Copyright © 2013 - All Rights Reserved - Used with Permission.
Anonymous

Love to Death

A man goes to his doctor for his annual physical complaining of all kinds of mysterious ailments -- lack of sleep, no drive, very little appetite, nervous, etc. After a complete exam, the doctor can find nothing physically wrong and suspects the man is suffering from depression. The two had been friends for many years, so the doctor did not hesitate to ask the man about his personal life. "Well, if you must know," said the patient, "I cannot stand my wife. She's made my life unbearable. I fantasize all the time about killing that damn witch. In fact, if you are truly my friend, you'll give me some kind of untraceable poison to give her, so I may end my misery."
The doctor explained that not only was that illegal, it would in fact, violate his oath to save lives.

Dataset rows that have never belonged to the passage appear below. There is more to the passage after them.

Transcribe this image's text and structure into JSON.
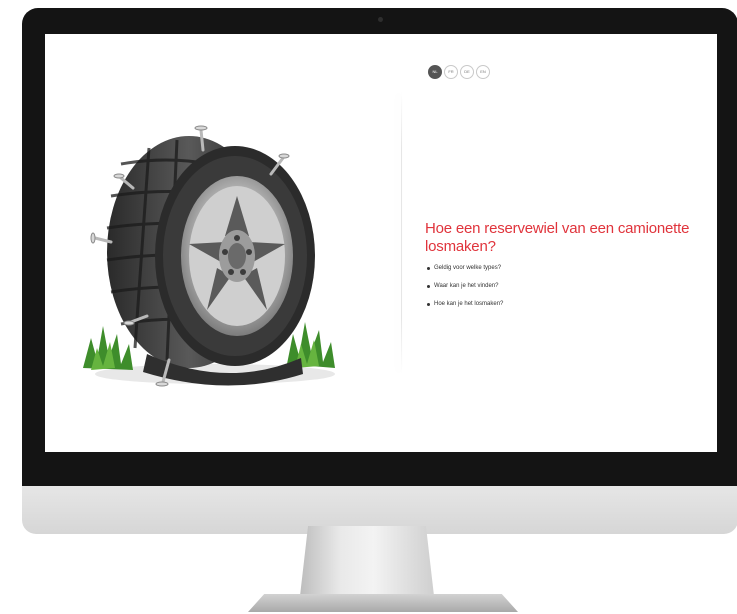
{
  "screen": {
    "language_switcher": [
      {
        "label": "NL",
        "active": true
      },
      {
        "label": "FR",
        "active": false
      },
      {
        "label": "DE",
        "active": false
      },
      {
        "label": "EN",
        "active": false
      }
    ],
    "title": "Hoe een reservewiel van een camionette losmaken?",
    "topics": [
      "Geldig voor welke types?",
      "Waar kan je het vinden?",
      "Hoe kan je het losmaken?"
    ]
  },
  "colors": {
    "accent": "#e0343c",
    "bezel": "#141414",
    "body_text": "#333333"
  },
  "icons": {
    "hero_image": "flat-tire-with-nails-on-grass"
  }
}
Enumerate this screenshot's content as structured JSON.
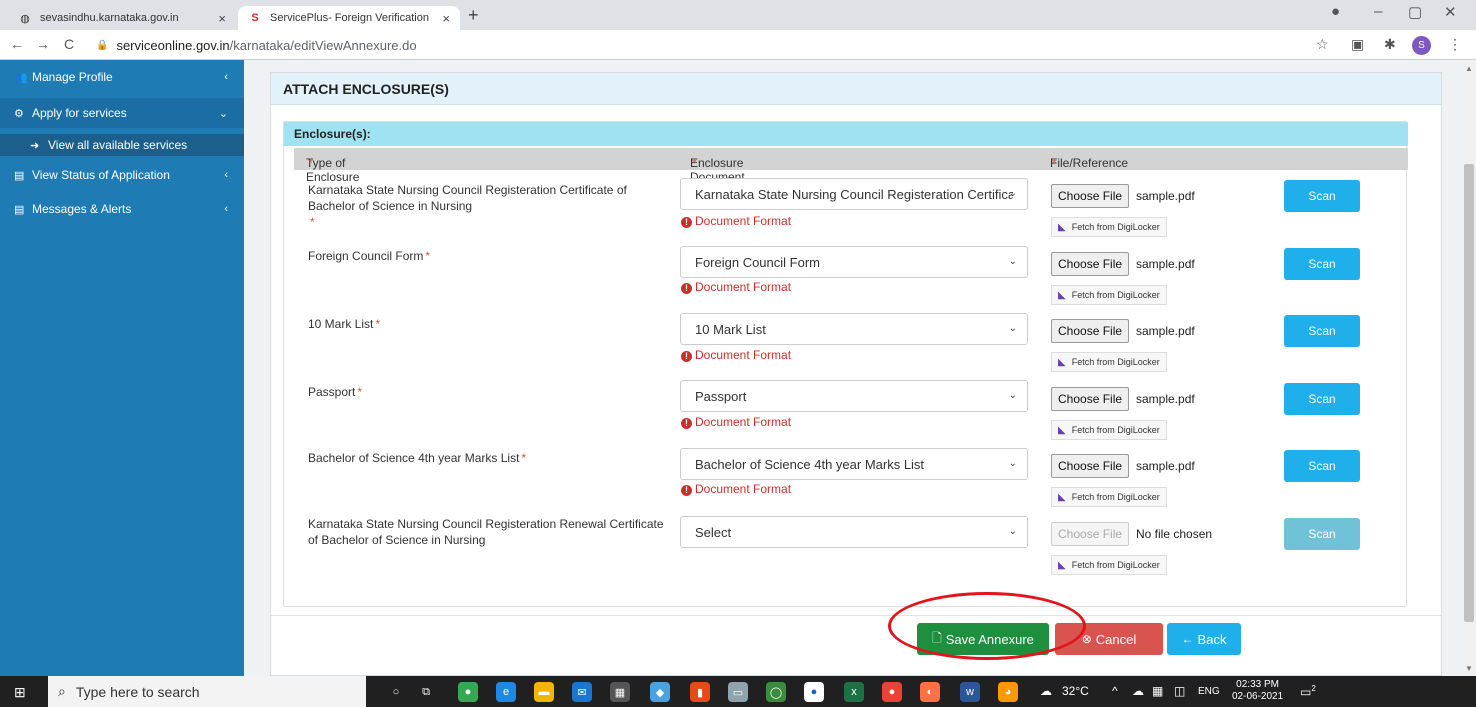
{
  "browser": {
    "tabs": [
      {
        "label": "sevasindhu.karnataka.gov.in"
      },
      {
        "label": "ServicePlus- Foreign Verification"
      }
    ],
    "url_host": "serviceonline.gov.in",
    "url_path": "/karnataka/editViewAnnexure.do",
    "profile_initial": "S"
  },
  "sidebar": {
    "items": [
      {
        "label": "Manage Profile"
      },
      {
        "label": "Apply for services"
      },
      {
        "label": "View all available services"
      },
      {
        "label": "View Status of Application"
      },
      {
        "label": "Messages & Alerts"
      }
    ]
  },
  "card": {
    "title": "ATTACH ENCLOSURE(S)",
    "panel_title": "Enclosure(s):",
    "columns": [
      "Type of Enclosure",
      "Enclosure Document",
      "File/Reference"
    ],
    "doc_format_label": "Document Format",
    "choose_file_label": "Choose File",
    "digilocker_label": "Fetch from DigiLocker",
    "scan_label": "Scan",
    "rows": [
      {
        "type": "Karnataka State Nursing Council Registeration Certificate of Bachelor of Science in Nursing",
        "document": "Karnataka State Nursing Council Registeration Certificate of Bachelor of Science in Nursing",
        "file": "sample.pdf"
      },
      {
        "type": "Foreign Council Form",
        "document": "Foreign Council Form",
        "file": "sample.pdf"
      },
      {
        "type": "10 Mark List",
        "document": "10 Mark List",
        "file": "sample.pdf"
      },
      {
        "type": "Passport",
        "document": "Passport",
        "file": "sample.pdf"
      },
      {
        "type": "Bachelor of Science 4th year Marks List",
        "document": "Bachelor of Science 4th year Marks List",
        "file": "sample.pdf"
      },
      {
        "type": "Karnataka State Nursing Council Registeration Renewal Certificate of Bachelor of Science in Nursing",
        "document": "Select",
        "file": "No file chosen"
      }
    ],
    "buttons": {
      "save": "Save Annexure",
      "cancel": "Cancel",
      "back": "Back"
    }
  },
  "taskbar": {
    "search_placeholder": "Type here to search",
    "weather": "32°C",
    "language": "ENG",
    "time": "02:33 PM",
    "date": "02-06-2021",
    "notifications": "2"
  },
  "colors": {
    "sidebar": "#1f7bb3",
    "panel_header": "#9fe3f3",
    "save": "#1e8f3e",
    "cancel": "#d9534f",
    "scan": "#1fb0ec",
    "highlight_ring": "#e3141c"
  }
}
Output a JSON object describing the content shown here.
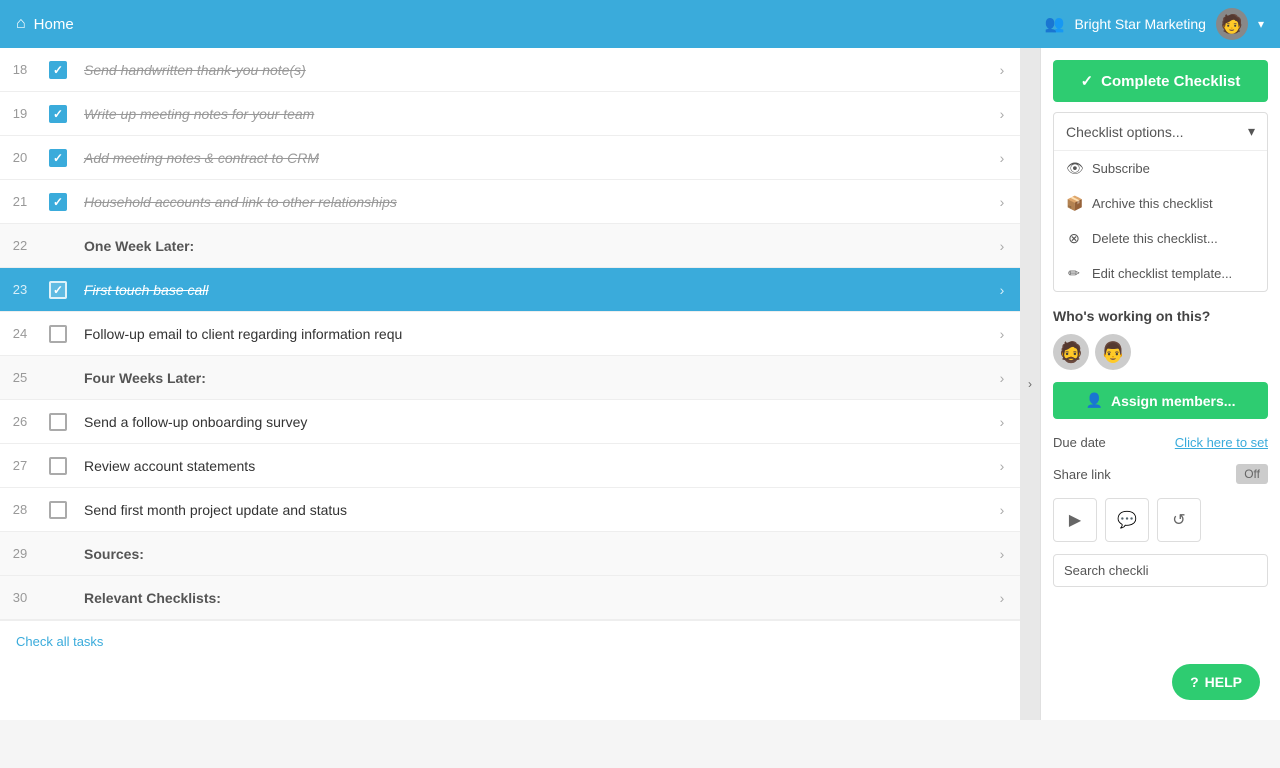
{
  "topnav": {
    "home_label": "Home",
    "org_name": "Bright Star Marketing",
    "dropdown_arrow": "▾"
  },
  "sidebar_right": {
    "complete_label": "Complete Checklist",
    "options_label": "Checklist options...",
    "subscribe_label": "Subscribe",
    "archive_label": "Archive this checklist",
    "delete_label": "Delete this checklist...",
    "edit_template_label": "Edit checklist template...",
    "who_working_label": "Who's working on this?",
    "assign_label": "Assign members...",
    "due_date_label": "Due date",
    "due_date_link": "Click here to set",
    "share_label": "Share link",
    "toggle_label": "Off",
    "search_placeholder": "Search checklist...",
    "search_value": "Search checkli"
  },
  "checklist": {
    "items": [
      {
        "num": "18",
        "checked": true,
        "text": "Send handwritten thank-you note(s)",
        "strikethrough": true,
        "highlighted": false,
        "is_section": false
      },
      {
        "num": "19",
        "checked": true,
        "text": "Write up meeting notes for your team",
        "strikethrough": true,
        "highlighted": false,
        "is_section": false
      },
      {
        "num": "20",
        "checked": true,
        "text": "Add meeting notes & contract to CRM",
        "strikethrough": true,
        "highlighted": false,
        "is_section": false
      },
      {
        "num": "21",
        "checked": true,
        "text": "Household accounts and link to other relationships",
        "strikethrough": true,
        "highlighted": false,
        "is_section": false
      },
      {
        "num": "22",
        "checked": false,
        "text": "One Week Later:",
        "strikethrough": false,
        "highlighted": false,
        "is_section": true
      },
      {
        "num": "23",
        "checked": true,
        "text": "First touch base call",
        "strikethrough": true,
        "highlighted": true,
        "is_section": false
      },
      {
        "num": "24",
        "checked": false,
        "text": "Follow-up email to client regarding information requ",
        "strikethrough": false,
        "highlighted": false,
        "is_section": false
      },
      {
        "num": "25",
        "checked": false,
        "text": "Four Weeks Later:",
        "strikethrough": false,
        "highlighted": false,
        "is_section": true
      },
      {
        "num": "26",
        "checked": false,
        "text": "Send a follow-up onboarding survey",
        "strikethrough": false,
        "highlighted": false,
        "is_section": false
      },
      {
        "num": "27",
        "checked": false,
        "text": "Review account statements",
        "strikethrough": false,
        "highlighted": false,
        "is_section": false
      },
      {
        "num": "28",
        "checked": false,
        "text": "Send first month project update and status",
        "strikethrough": false,
        "highlighted": false,
        "is_section": false
      },
      {
        "num": "29",
        "checked": false,
        "text": "Sources:",
        "strikethrough": false,
        "highlighted": false,
        "is_section": true
      },
      {
        "num": "30",
        "checked": false,
        "text": "Relevant Checklists:",
        "strikethrough": false,
        "highlighted": false,
        "is_section": true
      }
    ],
    "check_all_label": "Check all tasks"
  },
  "icons": {
    "home": "⌂",
    "org": "👥",
    "check": "✓",
    "arrow_right": "›",
    "chevron_down": "▾",
    "chevron_right": "›",
    "collapse": "›",
    "subscribe": "👁",
    "archive": "📦",
    "delete": "⊗",
    "edit": "✏",
    "assign": "👤",
    "play": "▶",
    "comment": "💬",
    "refresh": "↺",
    "help": "?",
    "search": "🔍"
  },
  "help_label": "HELP"
}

He said, "Besides, you'll get life in prison yourself, at best. I'll tell ya what though, I can give you this powerful aphrodisiac to slip into her coffee. You can then 'love her to death'.  No jury in the world is going to convict a man for loving his wife too much. She'll be gone in a month at best."  The man blessed the doctor, went home and started putting the love elixir in his wife's coffee the very next morning. Three weeks later, the doctor hasn't heard a word from his friend, and becomes concerned. After office hours, he stops by his friend's house to see if all is well. He finds his friend sitting on the sun deck, wrapped in a blanket, even though it's a warm Spring day.  The man's face was gaunt and pale, he'd lost Lord knows how much weight and looked terrible. The doctor asked, "What the Hell happened ???"
The man said, "I followed your advice to the letter. That woman and I made love like a pair of crazed rabbits, day and nite." Then, he chuckled, causing a terrible wheeze. Just then the wife appeared from inside the house. All slim and trim and dressed in tennis clothes; smiling, she said she was off for a few sets of tennis. As she leaped into her new sports car, her husband cackled and said to the doctor, "Look at that dumb crazy bitch. She hasn't a lick of sense. If she only knew she has less than a week to live she wouldn't be so God damn frisky."